Saat itu suami sedang salat Ashar. Saya tunjukkan pada beliau. Bayangan saya suami akan merasa surprised dan memeluk saya. Tapi ternyata suami malah bingung. Tidak mengerti apa maksud garis di testpack. 😁. Saya jelaskan jika garis satu artinya negatif. Jika garis dua artinya...
“Ade’ hamil?”
“Iya.” Sambil saya tersenyum lebar sekali. Masih berharap suami akan memberi pelukan.
“Oooh. Yaudah.”

Oh, tidak. Mimik yang ditunjukkan jauh di luar ekspektasi saya. Walaupun tidak terlihat ekspresi bahagia suami saat tahu saya hamil, saya paham beliau selalu menyelipkan doa-doa terbaik untuk anak kami. Saya percaya beliau bisa menjadi ayah siaga. Untuk istri dan calon anaknya.

Dari sana mulailah saya berselancar mencari info tentang ASI. Membaca buku-buku tentang kehamilan dan persiapan melahirkan. Mulai berhadapan dengan mitos-mitos yang berkembang di lingkungan sekitar, kemudian mencari tahu kebenarannya dari segi ilmu pengetahuan. Beruntung suami selalu memberikan dukungan. Termasuk saat saya bertekad untuk memberikan ASI pada calon anak kami nanti. Beliau orang pertama yang mendukung keputusan saya.

Dalam menjalani kehamilan ini, syukurlah hampir tidak ada keluhan. Hanya pada saat usia 2-3 bulan pertama, rasa kantuk begitu mengganggu. Setiap saat inginnya hanya tidur tidur dan tidur. Saat bulan puasa setiap selesai berbuka, bisa dipastikan makanan yang saya makan akan saya muntahkan. Namun itu hanya berlangsung beberapa saat saja. Sekitar 2 minggu. Setelah itu semua berjalan baik-baik saja.

Menginjak usia 4 bulan, saya putuskan untuk resign dari pekerjaan. Memutuskan untuk fokus pada kehamilan dan mempersiapkannya sebaik mungkin.

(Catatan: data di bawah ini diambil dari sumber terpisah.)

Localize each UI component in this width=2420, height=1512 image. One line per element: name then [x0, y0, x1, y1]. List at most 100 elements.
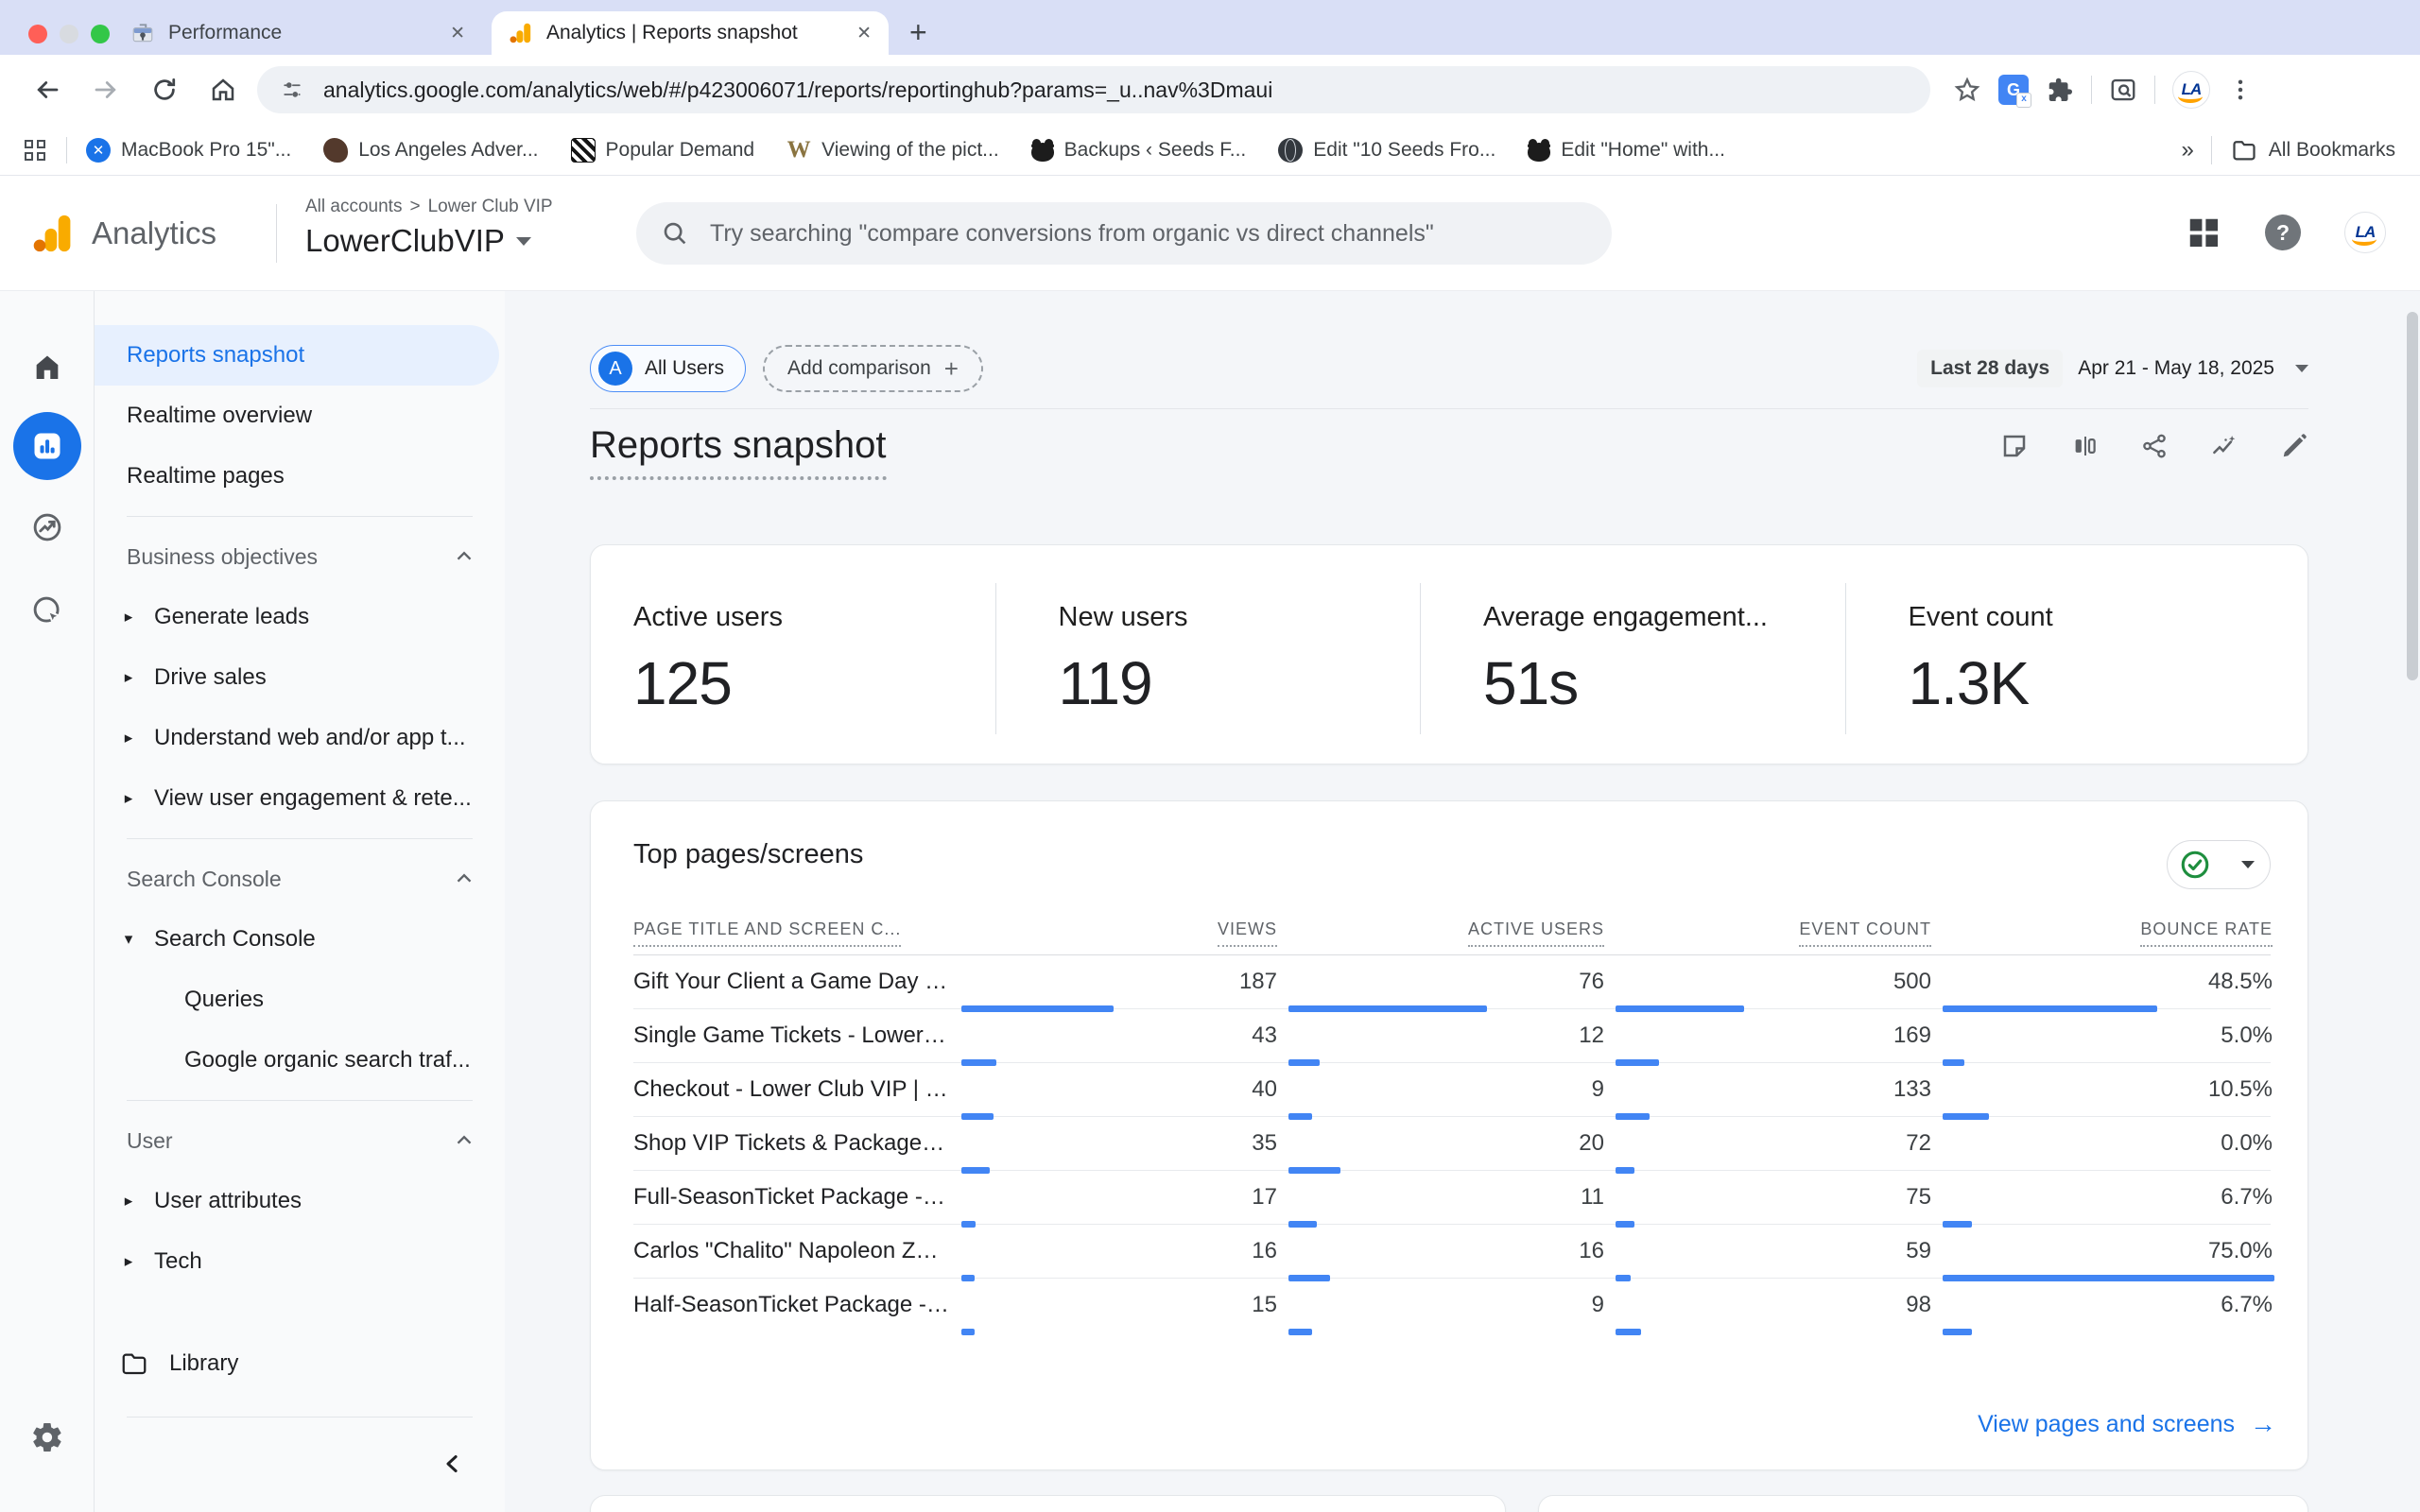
- compare-reports-icon[interactable]: [2070, 432, 2099, 460]
- extensions-icon[interactable]: [2046, 76, 2074, 104]
- back-icon[interactable]: [23, 65, 72, 114]
- sidebar-item-drive-sales[interactable]: ▸Drive sales: [95, 647, 505, 708]
- bookmark-item[interactable]: Popular Demand: [571, 138, 755, 163]
- all-users-segment-chip[interactable]: A All Users: [590, 345, 746, 392]
- home-icon[interactable]: [199, 65, 248, 114]
- bookmark-item[interactable]: MacBook Pro 15"...: [86, 138, 291, 163]
- overflow-bookmarks-icon[interactable]: »: [2181, 137, 2191, 163]
- sidebar-subitem-google-organic-search-traf-[interactable]: Google organic search traf...: [95, 1030, 505, 1091]
- table-row[interactable]: Full-SeasonTicket Package - L...1711756.…: [633, 1171, 2271, 1225]
- table-row[interactable]: Checkout - Lower Club VIP | St...4091331…: [633, 1063, 2271, 1117]
- sidebar-item-realtime-pages[interactable]: Realtime pages: [95, 446, 505, 507]
- translate-icon[interactable]: G: [1998, 75, 2029, 105]
- cell-active_users: 9: [1288, 1279, 1604, 1332]
- profile-avatar[interactable]: LA: [2172, 71, 2210, 109]
- table-row[interactable]: Single Game Tickets - Lower C...43121695…: [633, 1009, 2271, 1063]
- insights-icon[interactable]: [2210, 432, 2238, 460]
- diagnostics-grid-icon[interactable]: [2186, 215, 2221, 250]
- bookmark-item[interactable]: Edit "Home" with...: [1528, 139, 1725, 162]
- column-header[interactable]: PAGE TITLE AND SCREEN C...: [633, 919, 950, 947]
- bookmark-star-icon[interactable]: [1953, 76, 1981, 104]
- side-panel-search-icon[interactable]: [2109, 76, 2137, 104]
- sidebar-subitem-queries[interactable]: Queries: [95, 970, 505, 1030]
- url-bar[interactable]: analytics.google.com/analytics/web/#/p42…: [257, 66, 1930, 113]
- column-header[interactable]: BOUNCE RATE: [1943, 919, 2273, 947]
- toolbox-favicon: [130, 21, 155, 45]
- section-business-objectives[interactable]: Business objectives: [95, 526, 505, 587]
- collapse-sidebar-icon[interactable]: [439, 1450, 467, 1478]
- data-quality-button[interactable]: [2167, 840, 2271, 889]
- sidebar-item-search-console[interactable]: ▾ Search Console: [95, 909, 505, 970]
- table-row[interactable]: Half-SeasonTicket Package - ...159986.7%: [633, 1279, 2271, 1332]
- column-header[interactable]: EVENT COUNT: [1616, 919, 1931, 947]
- bookmark-item[interactable]: Viewing of the pict...: [786, 138, 999, 163]
- triangle-right-icon: ▸: [120, 1252, 137, 1271]
- new-tab-button[interactable]: +: [909, 17, 927, 47]
- advertising-nav-icon[interactable]: [30, 510, 64, 544]
- cell-bounce_rate: 6.7%: [1943, 1171, 2273, 1224]
- table-row[interactable]: Shop VIP Tickets & Packages |...3520720.…: [633, 1117, 2271, 1171]
- analytics-logo-icon[interactable]: [31, 212, 75, 255]
- section-search-console[interactable]: Search Console: [95, 849, 505, 909]
- value-bar: [961, 1329, 975, 1335]
- chrome-menu-icon[interactable]: [2227, 77, 2254, 103]
- note-icon[interactable]: [2000, 432, 2029, 460]
- sidebar-item-generate-leads[interactable]: ▸Generate leads: [95, 587, 505, 647]
- admin-gear-icon[interactable]: [30, 1420, 64, 1454]
- table-row[interactable]: Gift Your Client a Game Day Ex...1877650…: [633, 955, 2271, 1009]
- bookmark-item[interactable]: Backups ‹ Seeds F...: [1031, 139, 1247, 162]
- search-placeholder: Try searching "compare conversions from …: [710, 220, 1434, 248]
- sidebar-item-library[interactable]: Library: [95, 1333, 505, 1394]
- cell-views: 15: [961, 1279, 1277, 1332]
- zoom-window-button[interactable]: [91, 25, 110, 43]
- edit-pencil-icon[interactable]: [2280, 432, 2308, 460]
- table-row[interactable]: Carlos "Chalito" Napoleon Zuni...1616597…: [633, 1225, 2271, 1279]
- forward-icon[interactable]: [81, 65, 130, 114]
- bookmark-item[interactable]: Edit "10 Seeds Fro...: [1278, 138, 1495, 163]
- reports-nav-icon[interactable]: [13, 412, 81, 480]
- folder-icon: [2231, 137, 2257, 163]
- date-range-picker[interactable]: Last 28 days Apr 21 - May 18, 2025: [1917, 350, 2308, 387]
- bookmark-item[interactable]: Los Angeles Adver...: [323, 138, 538, 163]
- cell-active_users: 16: [1288, 1225, 1604, 1278]
- tab-analytics[interactable]: Analytics | Reports snapshot ✕: [492, 11, 889, 55]
- close-tab-icon[interactable]: ✕: [450, 23, 465, 44]
- ga-profile-avatar[interactable]: LA: [2344, 212, 2386, 253]
- url-text[interactable]: analytics.google.com/analytics/web/#/p42…: [323, 77, 1272, 103]
- tab-performance[interactable]: Performance ✕: [113, 11, 482, 55]
- minimize-window-button[interactable]: [60, 25, 78, 43]
- sidebar-item-reports-snapshot[interactable]: Reports snapshot: [95, 325, 499, 386]
- cell-event_count: 500: [1616, 955, 1931, 1008]
- explore-nav-icon[interactable]: [30, 593, 64, 627]
- cell-active_users: 9: [1288, 1063, 1604, 1116]
- page-scrollbar[interactable]: [2407, 312, 2418, 680]
- view-pages-link[interactable]: View pages and screens →: [1978, 1409, 2276, 1439]
- chevron-up-icon: [452, 867, 476, 891]
- home-nav-icon[interactable]: [31, 352, 63, 384]
- column-header[interactable]: ACTIVE USERS: [1288, 919, 1604, 947]
- reload-icon[interactable]: [140, 65, 189, 114]
- account-switcher[interactable]: All accounts > Lower Club VIP LowerClubV…: [305, 197, 553, 259]
- sidebar-item-label: Understand web and/or app t...: [154, 725, 466, 751]
- table-card-title: Top pages/screens: [633, 801, 2271, 870]
- bear-favicon-icon: [1031, 143, 1054, 162]
- close-window-button[interactable]: [28, 25, 47, 43]
- all-bookmarks-button[interactable]: All Bookmarks: [2231, 137, 2395, 163]
- column-header-label: BOUNCE RATE: [2140, 919, 2273, 947]
- close-tab-icon[interactable]: ✕: [856, 23, 872, 44]
- sidebar-item-understand-web-and-or-app-t-[interactable]: ▸Understand web and/or app t...: [95, 708, 505, 768]
- sidebar-item-view-user-engagement-rete-[interactable]: ▸View user engagement & rete...: [95, 768, 505, 829]
- apps-grid-icon[interactable]: [25, 140, 45, 161]
- share-icon[interactable]: [2140, 432, 2169, 460]
- ga-search-bar[interactable]: Try searching "compare conversions from …: [636, 202, 1612, 265]
- window-controls[interactable]: [28, 25, 110, 43]
- help-icon[interactable]: ?: [2265, 215, 2301, 250]
- sidebar-item-tech[interactable]: ▸Tech: [95, 1231, 505, 1292]
- site-info-icon[interactable]: [280, 77, 304, 102]
- section-user[interactable]: User: [95, 1110, 505, 1171]
- add-comparison-button[interactable]: Add comparison +: [763, 345, 983, 392]
- bookmark-label: Los Angeles Adver...: [358, 139, 538, 162]
- sidebar-item-user-attributes[interactable]: ▸User attributes: [95, 1171, 505, 1231]
- sidebar-item-realtime-overview[interactable]: Realtime overview: [95, 386, 505, 446]
- column-header[interactable]: VIEWS: [961, 919, 1277, 947]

Usia 7 bulan, dari hasil USG kepala bayi sudah masuk panggul. HPL yang awalnya diperkirakan bulan Februari maju ke bulan Januari. Melihat posisi bayi yang sudah seperti siap dilahirkan. Dan jangan ditanya. Berat badan saya naik drastis. Melar di sana sini. Hoho, ternyata bisa juga ya saya gemuk. 😁

Usia 8 bulan, ada inisiatif untuk melakukan maternity photo. Baiklah, kami sepakati nanti saja saat sudah masuk 9 bulan. Biar kelihatan gedhe gitu perutnya, biar saya juga kelihatan gendhut maksimalnya. Namun belum juga kesampaian, saat kandungan berusia antara 37-38 minggu saya melahirkan. Seorang bayi perempuan. Cantik. Bermata sipit.